Compared to existing datasets such as AnimalTrack, GMOT, and specialized UAV collections, SA-FARI is at least 5× larger in total duration, covers over 2× as many animal categories, and uniquely combines multi-region, multi-habitat, and multi-species properties with exhaustive mask-based identity tracking.
Benchmarking and Model Evaluation
SA-FARI's utility for advancing MAT systems is demonstrated through extensive benchmarking. Evaluated models fall into two primary categories: modern vision-language promptable segmentation systems (e.g., SAM 3, GLEE, LLMDet) and traditional vision-only detection/tracking pipelines (e.g., MegaDetector + ByteTrack/OCSort/BoostSort++).
Species-Specific Prompting: When evaluated under the open-vocabulary, species-specific prompt setting using the Phrase-based HOTA (pHOTA), TETA, and classification-gated F1 (ℓ1) metrics, SAM 3—especially when fine-tuned on SA-FARI—substantially outperforms competitors, showing a +32.9 improvement on ℓ1, +19.6 on TETA, and +19.1 on pHOTA relative to its standard baseline. Absolute scores show high mask and association accuracy and sharply improved generalization to challenging, rare, and occluded scenarios.
Species-Agnostic Detection: Using generic "animal" prompts, SAM 3 (SA-FARI) again dominates, with a +23.9 IDF1 and +18.9 HOTA margin over its closest vision-only competitors.
Analytical Insights from Subset Evaluations
Analysis across labeled subsets reveals several diagnostic insights:
- Small-object tracking remains the most challenging case for all models; large-masklet videos yield pHOTA scores +29.2 higher than small-masklet samples.
- Occlusion and movement further degrade association metrics; the challenging subset shows a −9.3 pHOTA-Ass drop relative to average.
- Multi-animal scenes are moderately more difficult, but the effect is mitigated by their correlation with larger, more salient masklets.
- Nighttime sequences induce a modest performance decline, but high annotation quality and exhaustive test set labeling prevent significant metric collapse.
Figure 4: Distribution of key masklet-level metrics (size, IoU, occlusion) reveals the broad difficulty spectrum and supports detailed model evaluation.
Figure 5: Representative samples illustrate annotation density and scene complexity, including occlusions, re-identification, large groups, and heavily camouflaged instances.
Implications, Limitations, and Future Prospects
SA-FARI provides a pivotal resource for the training and rigorous evaluation of next-generation MAT systems, especially those seeking to operate in open-world, open-taxonomy ecological monitoring contexts. The demonstrated gains in state-of-the-art models confirm that current approaches underperform substantially on unconstrained data when deprived of diverse, high-quality supervision—SA-FARI directly enables robust improvements and realistic OOD performance measurement.

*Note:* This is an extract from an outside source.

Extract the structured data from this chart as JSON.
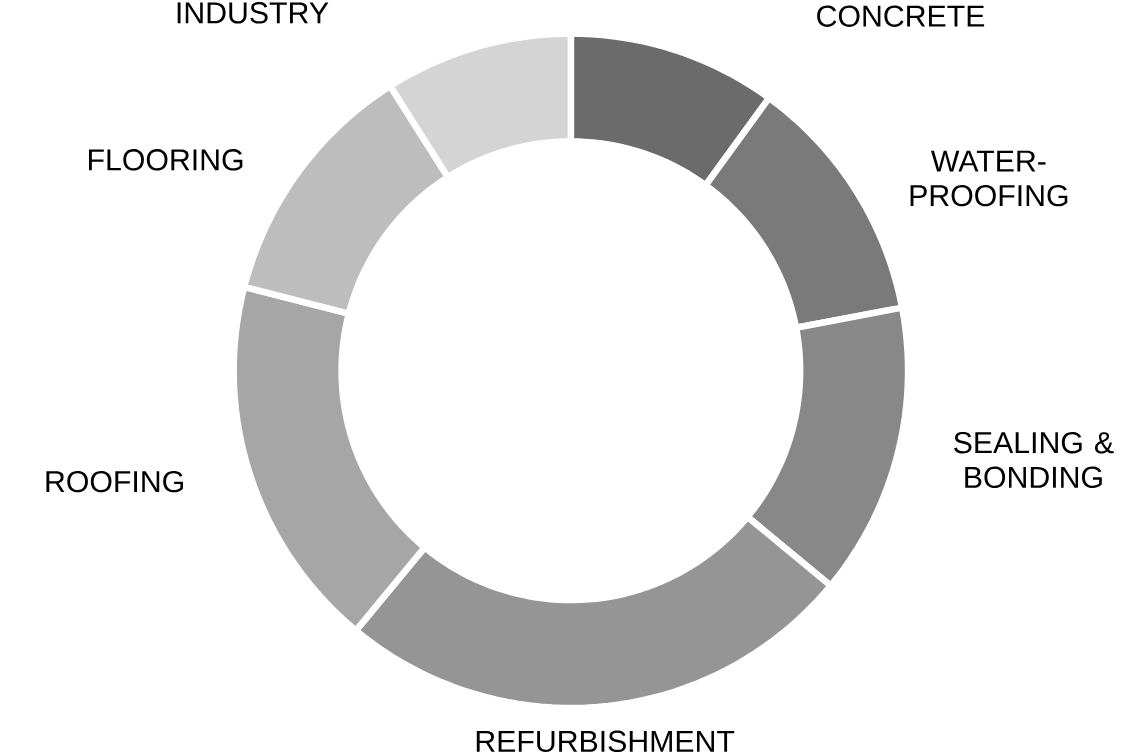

Nonetheless, the dataset is constrained by its current ecoregional coverage—additional biomes and underrepresented taxa (especially non-mammalian vertebrates and invertebrates) remain relevant expansion targets. While the annotation pipeline is exhaustive for visual data, accompanying audio channels, as well as animal pose, depth, and behavioral descriptors, remain untapped, presenting opportunities for future multi-modal model development.
Figure 6: Video and species distribution across SA-FARI ecoregions emphasizes sampling breadth and site redundancy prevention.
Figure 7: Ranked visualization of video contributions per sampling location, indicating strong geographic dispersion and split integrity.
Conclusion
SA-FARI establishes a new standard in open-source MAT datasets for wildlife computer vision, setting benchmarks with unprecedented scale, annotation rigor, taxonomic breadth, and ecological realism. It underlines the critical need for diverse, expertly validated training data to close the gap between laboratory metrics and real-world deployment in conservation technology. As the field advances, further integration of underrepresented regions, multi-modal signals, and fine-grained behavioral annotation—alongside synthetic and semi-automatic augmentation strategies—will be instrumental in constructing truly generalizable AI for large-scale biodiversity monitoring.